Маша сделала несколько шагов и заплакала; слезы так и закапали сквозь пальцы, которыми она закрыла раскрасневшееся лицо.
— О чем же вы плачете, милая? Скажите только все, что знаете о намерении генеральши Ляпуновой тайно обвенчаться с иностранцем Вульфом.
— Я ничего не знаю, — всхлипывала девушка, — меня Марья Дмитриевна посылала в Сетунь для встречи Вульфа… я и ездила, не посмела не поехать, она мне как мать… потом мы все поехали в Знаменки венчаться, а батюшка не согласился… Тогда мы поехали в Городище и там распрощались, мы с Марьей Дмитриевной и с Дуней Бубновой уехали в Москву, а он, Вульф, остался там. Разговоров я их не понимала, потому что они говорили по-французски… Потом нас взяли…
— Перестаньте же плакать, — уговаривал ее председатель, — ведь все уже… Сейчас вас освободят, вы тут ни при чем…

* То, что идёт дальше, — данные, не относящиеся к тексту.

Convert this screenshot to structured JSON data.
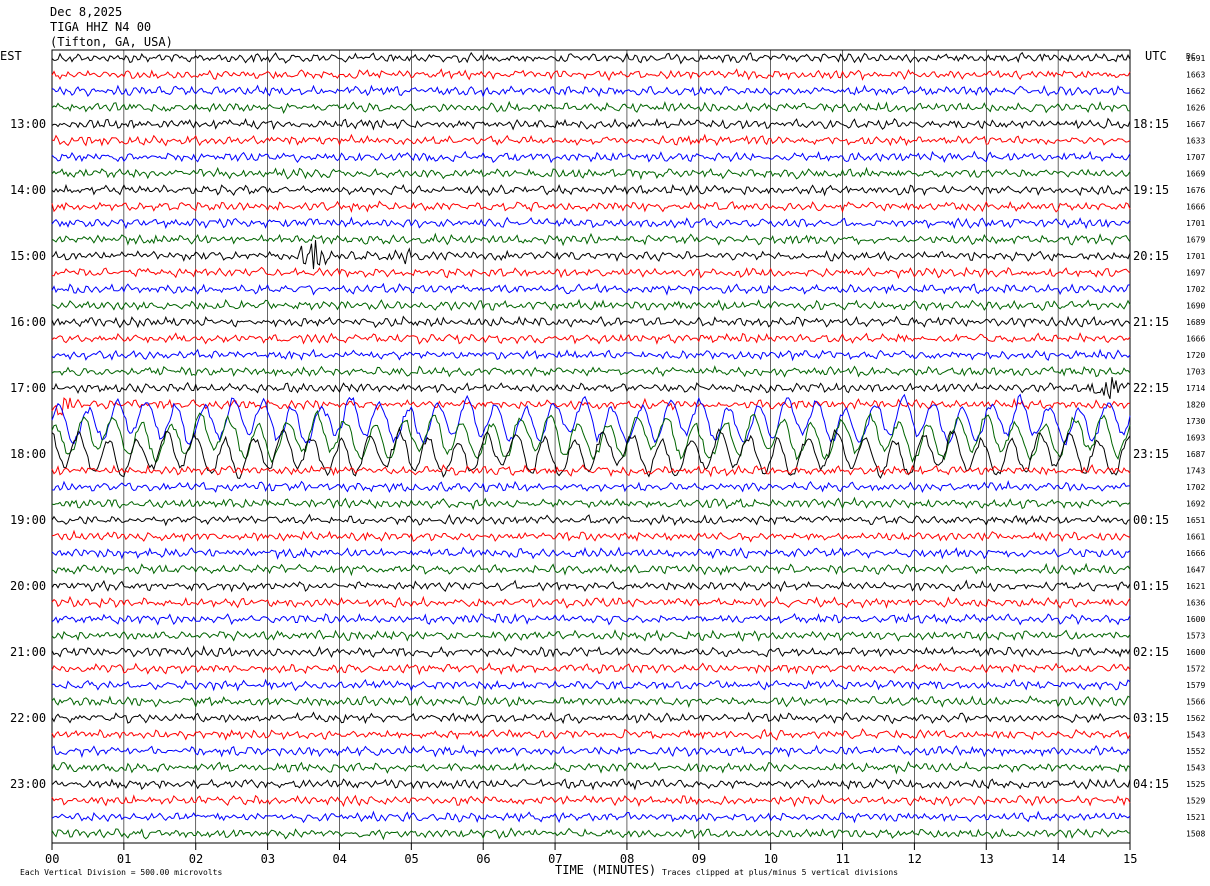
{
  "header": {
    "date": "Dec 8,2025",
    "station": "TIGA HHZ N4 00",
    "location": "(Tifton, GA, USA)"
  },
  "left_axis_title": "EST",
  "right_axis_title": "UTC",
  "dc_title": "DC",
  "footer": {
    "x_axis_title": "TIME (MINUTES)",
    "scale_note": "Each Vertical Division =  500.00 microvolts",
    "clip_note": "Traces clipped at plus/minus 5 vertical divisions"
  },
  "colors": {
    "trace_cycle": [
      "#000000",
      "#ff0000",
      "#0000ff",
      "#006400"
    ],
    "grid": "#000000"
  },
  "chart_data": {
    "type": "line",
    "description_free": true,
    "xlim": [
      0,
      15
    ],
    "x_ticks": [
      "00",
      "01",
      "02",
      "03",
      "04",
      "05",
      "06",
      "07",
      "08",
      "09",
      "10",
      "11",
      "12",
      "13",
      "14",
      "15"
    ],
    "est_labels": [
      {
        "row": 4,
        "label": "13:00"
      },
      {
        "row": 8,
        "label": "14:00"
      },
      {
        "row": 12,
        "label": "15:00"
      },
      {
        "row": 16,
        "label": "16:00"
      },
      {
        "row": 20,
        "label": "17:00"
      },
      {
        "row": 24,
        "label": "18:00"
      },
      {
        "row": 28,
        "label": "19:00"
      },
      {
        "row": 32,
        "label": "20:00"
      },
      {
        "row": 36,
        "label": "21:00"
      },
      {
        "row": 40,
        "label": "22:00"
      },
      {
        "row": 44,
        "label": "23:00"
      }
    ],
    "utc_labels": [
      {
        "row": 4,
        "label": "18:15"
      },
      {
        "row": 8,
        "label": "19:15"
      },
      {
        "row": 12,
        "label": "20:15"
      },
      {
        "row": 16,
        "label": "21:15"
      },
      {
        "row": 20,
        "label": "22:15"
      },
      {
        "row": 24,
        "label": "23:15"
      },
      {
        "row": 28,
        "label": "00:15"
      },
      {
        "row": 32,
        "label": "01:15"
      },
      {
        "row": 36,
        "label": "02:15"
      },
      {
        "row": 40,
        "label": "03:15"
      },
      {
        "row": 44,
        "label": "04:15"
      }
    ],
    "dc_offsets": [
      "1691",
      "1663",
      "1662",
      "1626",
      "1667",
      "1633",
      "1707",
      "1669",
      "1676",
      "1666",
      "1701",
      "1679",
      "1701",
      "1697",
      "1702",
      "1690",
      "1689",
      "1666",
      "1720",
      "1703",
      "1714",
      "1820",
      "1730",
      "1693",
      "1687",
      "1743",
      "1702",
      "1692",
      "1651",
      "1661",
      "1666",
      "1647",
      "1621",
      "1636",
      "1600",
      "1573",
      "1600",
      "1572",
      "1579",
      "1566",
      "1562",
      "1543",
      "1552",
      "1543",
      "1525",
      "1529",
      "1521",
      "1508"
    ],
    "rows": 48,
    "events": [
      {
        "row": 12,
        "minute": 3.65,
        "kind": "burst"
      },
      {
        "row": 12,
        "minute": 4.85,
        "kind": "small"
      },
      {
        "row": 20,
        "minute": 14.7,
        "kind": "burst"
      },
      {
        "row": 21,
        "minute": 0.05,
        "kind": "burst"
      },
      {
        "row": 22,
        "minute": 0.0,
        "kind": "longperiod"
      },
      {
        "row": 23,
        "minute": 0.0,
        "kind": "longperiod"
      },
      {
        "row": 24,
        "minute": 0.0,
        "kind": "longperiod"
      }
    ]
  }
}
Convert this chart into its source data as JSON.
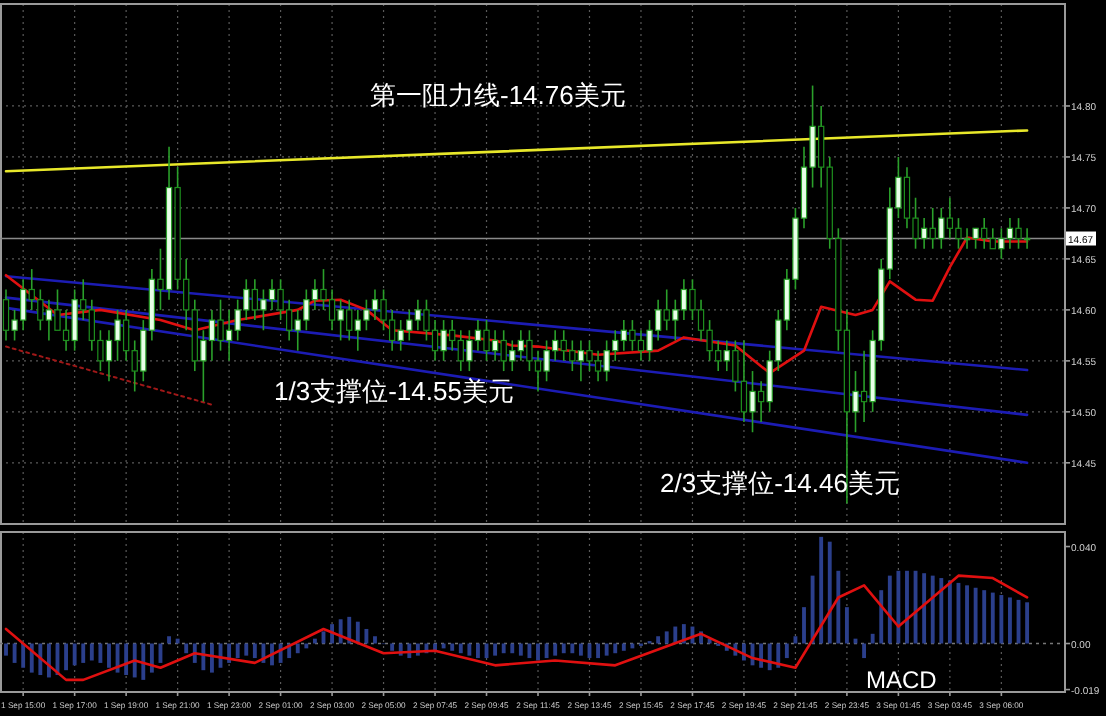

— Как ни при чем! — продолжала рыдать девушка. — Я потерпела поносное заключение… две недели… в тюремном замке… Не ведая за собой никакого… криминального дела… Я девушка благороднорожденная… я чувствую всю тягость причиняемого мне бесчестия…
— Полно же, милая! — подошел к ней первоприсутствующий. — Идите себе с Богом, вы свободны… Господин секретарь! Прикажите ее вместе с подругой отправить домой в карете с должной честью… Идите же, милая.
Маша вышла вместе с секретарем.
— Ну, посмотрим теперь на сержанта, — улыбнулся первоприсутствующий, нюхая табак.
У порога показалась зардевшаяся рожица юного сержантика. Дуня была все в том же маскарадном уборе и такая же, как и была, хорошенькая.
— А! Здравствуйте, господин сержант! — невольно рассмеялся первоприсутствующий. — Как поживаете? Какого полка?
Дуня окинула всех своими большими серыми глазами и, видя добродушные лица старичков, с любовью, как на шалуна ребенка, глядящих на нее, невольно улыбнулась, сверкнув своими перламутровыми зубами, и эта; улыбка как бы говорила: "Да какие же Они все смешные!"
— Ну, господин сержант, что вы нам хорошенького скажете? А? — допрашивал ее "старикашка с табачным носом", как после называла его Дуня. — А?
— Поехала я с Марьей Дмитриевной венчаться, — начала подсудимая храбро.
— Вот как! — озадачил ее "старикашка с табачным носом". — А нам облыжно донесли, что она якобы хотела венчаться с Вульфом, что за него хотела выйти замуж, а не за вас… Вот так новость!
Дуня не выдержала и рассмеялась совсем по-детски. Засмеялись и строгие судьи.
— Ну-с, это любопытно, — продолжал "табачный нос", — поехали вы венчаться…
— Не я, а Марья Дмитриевна… а меня нарядили сержантом, — оправдывалась Дуня.
— Для чего же-с? Ради машкараду?
— Нет… чтобы быть мне при брачном обыске расписчиком.